Thursday, September 29, 2016

Plot Twist

Well, that was unexpected.

Oh, buddy. We had such a good day. You only had one accident in the house. You peed and pooped on command. You didn't complain about the removal of your all-you-can-eat buffet. Probably for that reason, you responded really well to the training we did with kibble rewards. I watched you like a hawk and almost never let you out of my sight. We killed Training Day 1.

Except for that one oversight.

E had just come home from school. You had just come out of your crate and had peed in your spot like a champ, so I let you off the leash to play in the backyard to celebrate. We threw the ball a little, we ran around a little, and then E and I sat down to eat popsicles while you played in the bushes. We watched you the whole time. You were only in there for about 3 minutes. But it turns out you weren't playing. 

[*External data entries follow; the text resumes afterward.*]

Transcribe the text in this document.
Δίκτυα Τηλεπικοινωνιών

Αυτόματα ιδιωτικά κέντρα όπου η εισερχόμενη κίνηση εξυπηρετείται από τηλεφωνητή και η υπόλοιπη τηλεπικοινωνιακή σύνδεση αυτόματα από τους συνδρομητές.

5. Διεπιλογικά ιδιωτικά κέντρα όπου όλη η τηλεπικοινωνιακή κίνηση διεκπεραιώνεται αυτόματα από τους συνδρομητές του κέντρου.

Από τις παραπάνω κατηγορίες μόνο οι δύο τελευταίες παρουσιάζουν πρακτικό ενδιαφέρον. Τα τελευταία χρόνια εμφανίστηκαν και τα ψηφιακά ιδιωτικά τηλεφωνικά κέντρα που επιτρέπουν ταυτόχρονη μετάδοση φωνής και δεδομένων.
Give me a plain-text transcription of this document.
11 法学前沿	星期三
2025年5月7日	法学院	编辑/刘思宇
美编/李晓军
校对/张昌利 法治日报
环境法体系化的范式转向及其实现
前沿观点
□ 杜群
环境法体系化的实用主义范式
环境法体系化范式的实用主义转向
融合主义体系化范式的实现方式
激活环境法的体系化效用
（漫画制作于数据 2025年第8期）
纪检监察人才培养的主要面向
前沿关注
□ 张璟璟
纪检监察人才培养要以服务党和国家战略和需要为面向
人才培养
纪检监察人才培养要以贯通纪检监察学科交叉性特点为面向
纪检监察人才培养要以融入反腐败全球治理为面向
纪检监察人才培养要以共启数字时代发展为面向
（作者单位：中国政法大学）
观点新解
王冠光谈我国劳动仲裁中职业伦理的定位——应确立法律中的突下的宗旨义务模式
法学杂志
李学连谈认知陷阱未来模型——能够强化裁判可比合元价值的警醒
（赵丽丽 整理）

Fast forward to an hour later. I put your dinner down for you, and you gave it a pass. Highly suspicious, given the fact that you hadn't eaten (apart from reward kibble) for 8 hours. I shook your food around, but you just ignored it. Your muzzle was all wet, but I didn't see you drinking water. Your paws were soaked, but you hadn't stepped in water. I stood there, warning bells starting to tinkle but still utterly confused...and then you vomited. Three times in rapid succession. Mostly mushrooms. 

Over the next half hour you drooled profusely, dry heaved and had explosive diarrhea. By the time I called the vet they had just closed, so we wrapped you in a blanket and drove to the emergency vet. You were in rough shape. You were lethargic and shaking and drooling like a faucet. I felt terrible. 
After a little research it looked like the mushrooms you ate were probably not the liver toxic ones, just mildly hallucinogenic muscarinic ones which cause a lot of drooling and vomiting/diarrhea, and maybe severe breathing problems and convulsions. Did I mention I felt terrible? 

They kept you overnight. They gave you IV fluids, anti-nausea meds, activated charcoal and tested you for all kinds of stuff. By 10:30pm they said you were drooling less and coming around a bit. At 6:20 this morning you were "back to being a puppy". 

I don't know who was more excited when were finally reunited. Sure, I didn't lick your face as much as you did mine, but my happy dance was every bit as enthusiastic. 

I can only hope that you're a quick study and that you'll leave mushrooms alone from now on. But just in case, we're going on lockdown. For the foreseeable future it's you and me kiddo, literally joined at the hip. It's not that I don't trust you, it's just that I really don't trust you. But I sure am glad you're okay.

Wednesday, September 28, 2016

To: Gryffindor

You are 9 ½ weeks. Training starts today.

So far you have been a delightful little boy, with the exception of your deplorable bathroom etiquette. You are devastatingly handsome, as everyone has told you, which I suspect will get you out of more than one of life’s scrapes. You are calm and gentle, as puppies go, and you’re very, very good at hugs, kisses and cuddles. Yes, I think we picked just the perfect puppy when we found you, and I think we’ll be together for a very long time.


Buddy. You have got to figure out this potty training situation. Not to mention the leash walking fiasco. And the shoe-chewing conundrum. And the catch-me-if-you-can nonsense. But mostly, right now, I need to stop having to clean up your pee and poop from my floors eleventyseven times a day. I need that real bad.

So I will follow the trainer’s advice to the letter; only putting your food bowl down at breakfast and at dinner, taking you out to the same spot and refusing to let you have any fun until you’ve done your business, praising you up the wazoo and giving treats when you do answer the call of nature, and not letting you wander unchecked through the house, looking for virgin spaces devoid of pee smell. Life is going to get a little more prison-esque for you starting today, Griffy old pal.

But I promise, if you put your mind to it and do your very best, this phase of our lives together will not last long. Soon enough you’ll have full run of the place, you’ll be spared the indignity of being carried to “your spot” and kept under intense scrutiny while you powder your nose. Best of all, one day you and I will share a chuckle about those early days when you were so cute but so dumb, as we snuggle on the couch or hang out at the park chasing ducks. It’s going to be great. Really great.

So please, dearest boy, for love of everything holy, please get your shit together. And keep it outside.